Independent commission on Catholic women sought

France’s Catholic bishops are being called on to set up an independent commission on the situation of women in the Church.

“The wave that has formed will not subside again,” a press release from French network All Women Apostles says.

Last year the network proposed seven female candidates for key male only ecclesial posts.

The group (some of whom are in the image above) timed its press release for 22 July – the Feast of St. Mary Magdalene, “Apostle to the Apostles”.

Network members hand-delivered a letter to the Episcopal Conference of France (CEF) headquarters formally asking the bishops to establish an independent commission.

This is the second time the network has tried to engage with CEF. Its attempts last year were rebuffed.

Last year the CEF told Le Figaro newspaper that All Women Apostles! members “were not representative of the thousands of women committed to serving the Church who are happy and fulfilled in their mission”.

That response has not impressed member Alix Bayle. “If the bishops maintain that women in the Church are happy, then let’s dare to ask for figures!” she says.

The independent commission the network would like the bishops to establish would be similar to one they set up on sexual abuse in the Church.

The All Women Apostles! want the commission to focus on how much women who work for the Church get paid, how many of them have full-time permanent contracts and how satisfied the women employees (and their fellow parishioners) are with the current situation.

“Bishops often respond by citing two or three examples where things are going well, but we have gathered many testimonies that show us a completely different reality about the place reserved for women in the Church in France,” Bayle says.

Sylvaine Landrivon (pictured far right), a theologian who was one of the women who put herself forward last year and again this year to be considered a candidate for bishop, is frustrated with women in the Church who censor themselves.

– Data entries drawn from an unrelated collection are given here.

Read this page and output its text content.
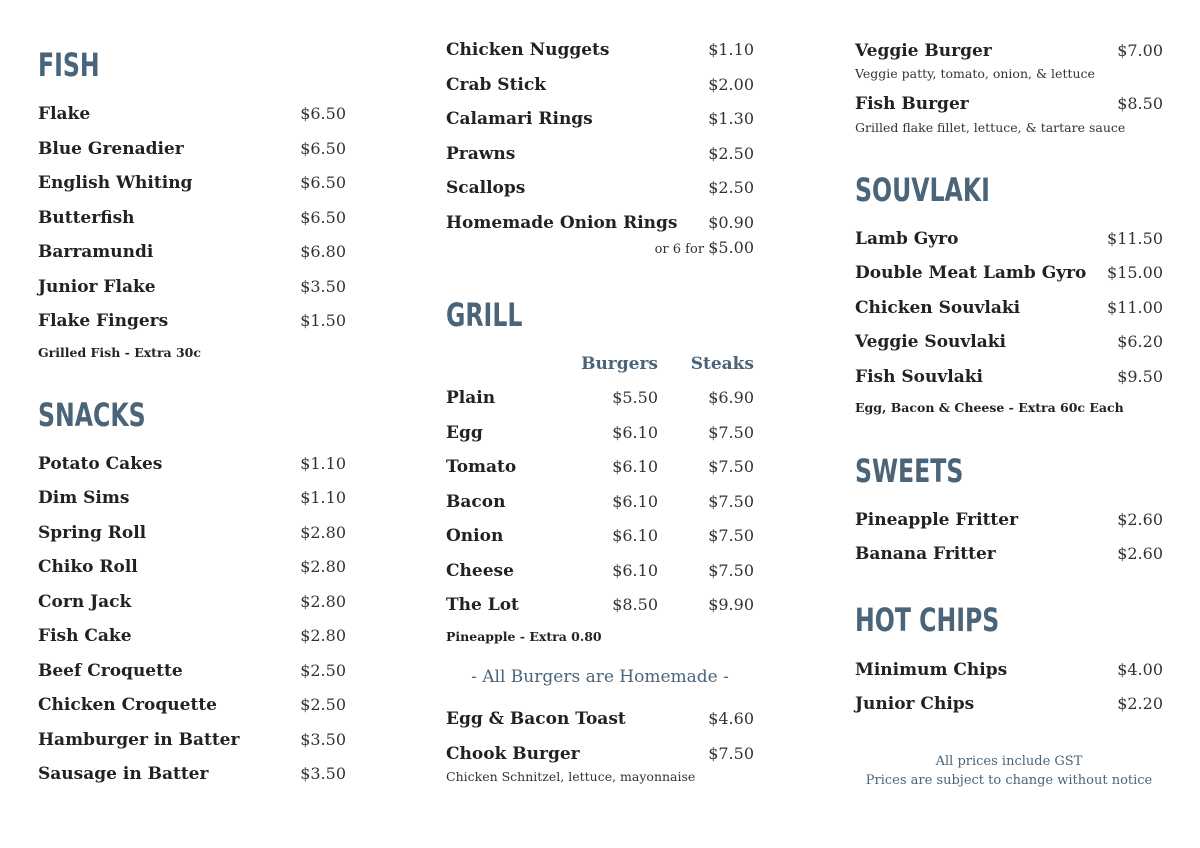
FISH
Flake	$6.50
Blue Grenadier	$6.50
English Whiting	$6.50
Butterfish	$6.50
Barramundi	$6.80
Junior Flake	$3.50
Flake Fingers	$1.50
Grilled Fish - Extra 30c
SNACKS
Potato Cakes	$1.10
Dim Sims	$1.10
Spring Roll	$2.80
Chiko Roll	$2.80
Corn Jack	$2.80
Fish Cake	$2.80
Beef Croquette	$2.50
Chicken Croquette	$2.50
Hamburger in Batter	$3.50
Sausage in Batter	$3.50
Chicken Nuggets	$1.10
Crab Stick	$2.00
Calamari Rings	$1.30
Prawns	$2.50
Scallops	$2.50
Homemade Onion Rings $0.90
or 6 for $5.00
GRILL
Burgers	Steaks
Plain	$5.50	$6.90
Egg	$6.10	$7.50
Tomato	$6.10	$7.50
Bacon	$6.10	$7.50
Onion	$6.10	$7.50
Cheese	$6.10	$7.50
The Lot	$8.50	$9.90
Pineapple - Extra 0.80
- All Burgers are Homemade -
Egg & Bacon Toast	$4.60
Chook Burger	$7.50
Chicken Schnitzel, lettuce, mayonnaise
Veggie Burger	$7.00
Veggie patty, tomato, onion, & lettuce
Fish Burger	$8.50
Grilled flake fillet, lettuce, & tartare sauce
SOUVLAKI
Lamb Gyro	$11.50
Double Meat Lamb Gyro $15.00
Chicken Souvlaki	$11.00
Veggie Souvlaki	$6.20
Fish Souvlaki	$9.50
Egg, Bacon & Cheese - Extra 60c Each
SWEETS
Pineapple Fritter	$2.60
Banana Fritter	$2.60
HOT CHIPS
Minimum Chips	$4.00
Junior Chips	$2.20
All prices include GST
Prices are subject to change without notice
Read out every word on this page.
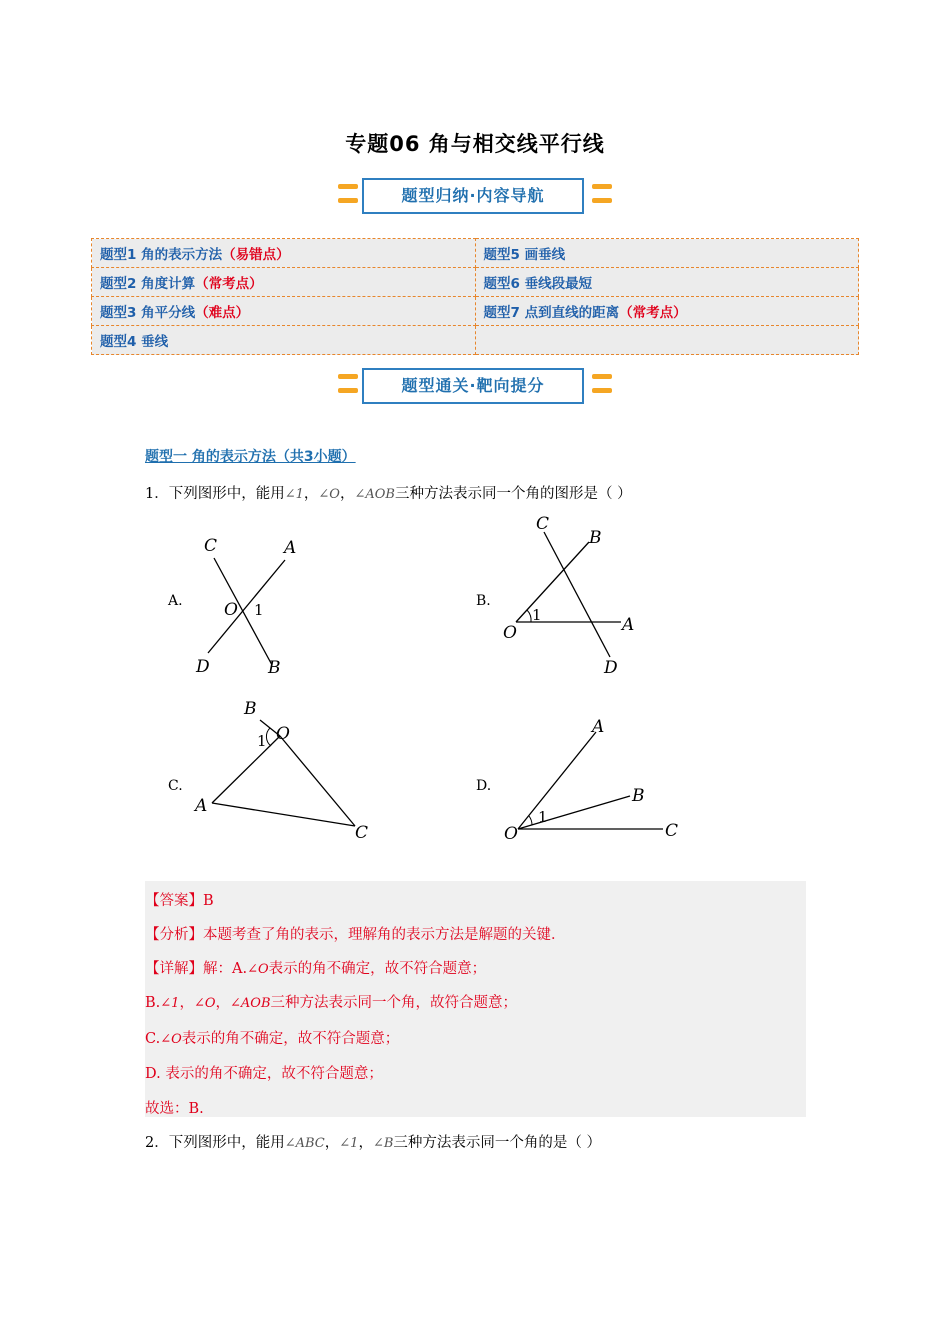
专题06 角与相交线平行线
题型归纳·内容导航
题型1 角的表示方法（易错点）	题型5 画垂线
题型2 角度计算（常考点）	题型6 垂线段最短
题型3 角平分线（难点）	题型7 点到直线的距离（常考点）
题型4 垂线	
题型通关·靶向提分
题型一 角的表示方法（共3小题）
1．下列图形中，能用∠1，∠O，∠AOB三种方法表示同一个角的图形是（ ）
A.	B.
C.	D.
C	A
O 1
D	B
C
B
O
1	A
D
B
O
1
A
C
A
B
O
1
C
【答案】B
【分析】本题考查了角的表示，理解角的表示方法是解题的关键．
【详解】解：A.∠O表示的角不确定，故不符合题意；
B.∠1，∠O，∠AOB三种方法表示同一个角，故符合题意；
C.∠O表示的角不确定，故不符合题意；
D. 表示的角不确定，故不符合题意；
故选：B.
2．下列图形中，能用∠ABC，∠1，∠B三种方法表示同一个角的是（ ）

“Essentially, the bishops only listen to the women who say they are happy because the others censor themselves,” she says.

The “All Women Apostles!” network has been organizing throughout the past year.

“Because change will not happen in one generation, we know that to last in the long term, we must first decide how to move forward together, decide on our values and working methods,” Bayle says.

This had led the network joining forces with other like-minded international organisations.

The letter from All Apostles! denounces discrimination among the baptized.

“There is a big gap between the message of the Gospel and the androcentric interpretation that is made today,” Landrivon says.

She condemned what she calls a “magisterial teaching that continues to make women invisible, while in the Gospel all the essential messages are carried by women: the Virgin Mary, the Samaritan woman, Martha and Mary Magdalene”.

Despite its aims, the “All Women Apostles!” network says it is not trying to “confiscate” the voice of men.

The bishops’ conference says it will consider the letter and take time to reflect on its response.